Ölümden öte köy yok. Son durak kara toprak. Az yaşa çok yaşa, akıbet gelir başa. At ölür meydan kalır, yiğit ölür nam kalır. Hayatı korkusuzca yaşayanlar, ölümden korkmazlar.
başlık altında konuşurken bile olayın ciddiyetinin anlaşılmadığı entrylerden belli oluyor. yani yaşayan bir insan ölümü sanki programlanmış gibi aklında tasvir edemiyor, düşünemiyor veya içindeki hiç bitmeyen umut bunu idrak etmesini engelliyor bu açıkça belli.
şu an sözlükte bulunan yazarlar neredeyse 70 yıl sonra yaşamıyor olacak. yani yoksun la 70 yıl sonra sen diye biri yok bu hayatta. açıp okuduğun haberler, dünyada olup biten şeyler sensiz devam ediyor olacak.
başına gelecek ölümü bilememek insanı nasıl çıldırtmıyor? nasıl öleceğini bilememek insanı nasıl çıldırtmıyor? bu soruları idrak edemememiz bizim kendimizi çok değerli, özel biri sanmamızdan kaynaklanıyor. halbuki at gözlüklerini çıkarıp bir dünyaya baksan ne kadar değişik hayatların olduğunu ve senden 6 milyar tane daha olduğunu farkedersin.

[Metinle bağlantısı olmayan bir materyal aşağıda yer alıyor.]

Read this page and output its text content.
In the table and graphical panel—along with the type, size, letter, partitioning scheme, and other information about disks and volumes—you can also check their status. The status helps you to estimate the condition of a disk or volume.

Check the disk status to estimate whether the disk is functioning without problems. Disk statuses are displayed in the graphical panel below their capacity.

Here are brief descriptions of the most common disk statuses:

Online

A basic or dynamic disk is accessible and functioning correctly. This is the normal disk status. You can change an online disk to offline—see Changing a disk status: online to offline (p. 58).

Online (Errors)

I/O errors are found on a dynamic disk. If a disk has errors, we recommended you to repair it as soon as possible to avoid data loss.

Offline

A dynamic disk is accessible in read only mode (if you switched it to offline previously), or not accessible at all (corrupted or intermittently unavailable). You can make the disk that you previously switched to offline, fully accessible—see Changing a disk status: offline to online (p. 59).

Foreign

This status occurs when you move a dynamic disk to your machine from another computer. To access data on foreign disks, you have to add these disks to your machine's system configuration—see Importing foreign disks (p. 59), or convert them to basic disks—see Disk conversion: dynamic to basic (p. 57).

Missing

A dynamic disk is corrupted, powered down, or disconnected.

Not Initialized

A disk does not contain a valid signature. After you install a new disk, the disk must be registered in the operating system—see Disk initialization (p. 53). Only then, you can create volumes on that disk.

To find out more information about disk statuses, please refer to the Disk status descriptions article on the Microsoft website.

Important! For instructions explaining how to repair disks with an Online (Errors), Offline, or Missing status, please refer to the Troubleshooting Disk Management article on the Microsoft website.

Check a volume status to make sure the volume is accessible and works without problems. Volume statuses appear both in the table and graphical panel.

Çıldırtmıyor belki ama düşüncesi korkutabiliyor. C. Meriç de Jurnal'inde; insanın aslında bir kurbağa gibi gebermekten, yok olmaktan korktuğunu dile getirmiş.
ne zaman geleceği belli olmayan ve seni sevdiklerinden, değer verdiğin her şeyden, güneşli bir pazar gününden mesela ya da yağmurlu bir sonbahar akşamından yoksun bırakacak bir bilinmezlik, nasıl olur da kafayı yememize sebep olmuyor?
Bugün sevip kokladığın eşinden ya da seni işe uğurlayan annenden, elini öpüp sarıldığın babandan, sokakta gördüğün başıboş bir kediden, sahilden, denizden, masmavi gökyüzünden, yemyeşil ormandan, sevdiğin onca şeyden seni alıp götüren, seni yok eden, bir hiçe çeviren bir gerçek var ve sen buna rağmen kafayı yemiyor musun kardeşim?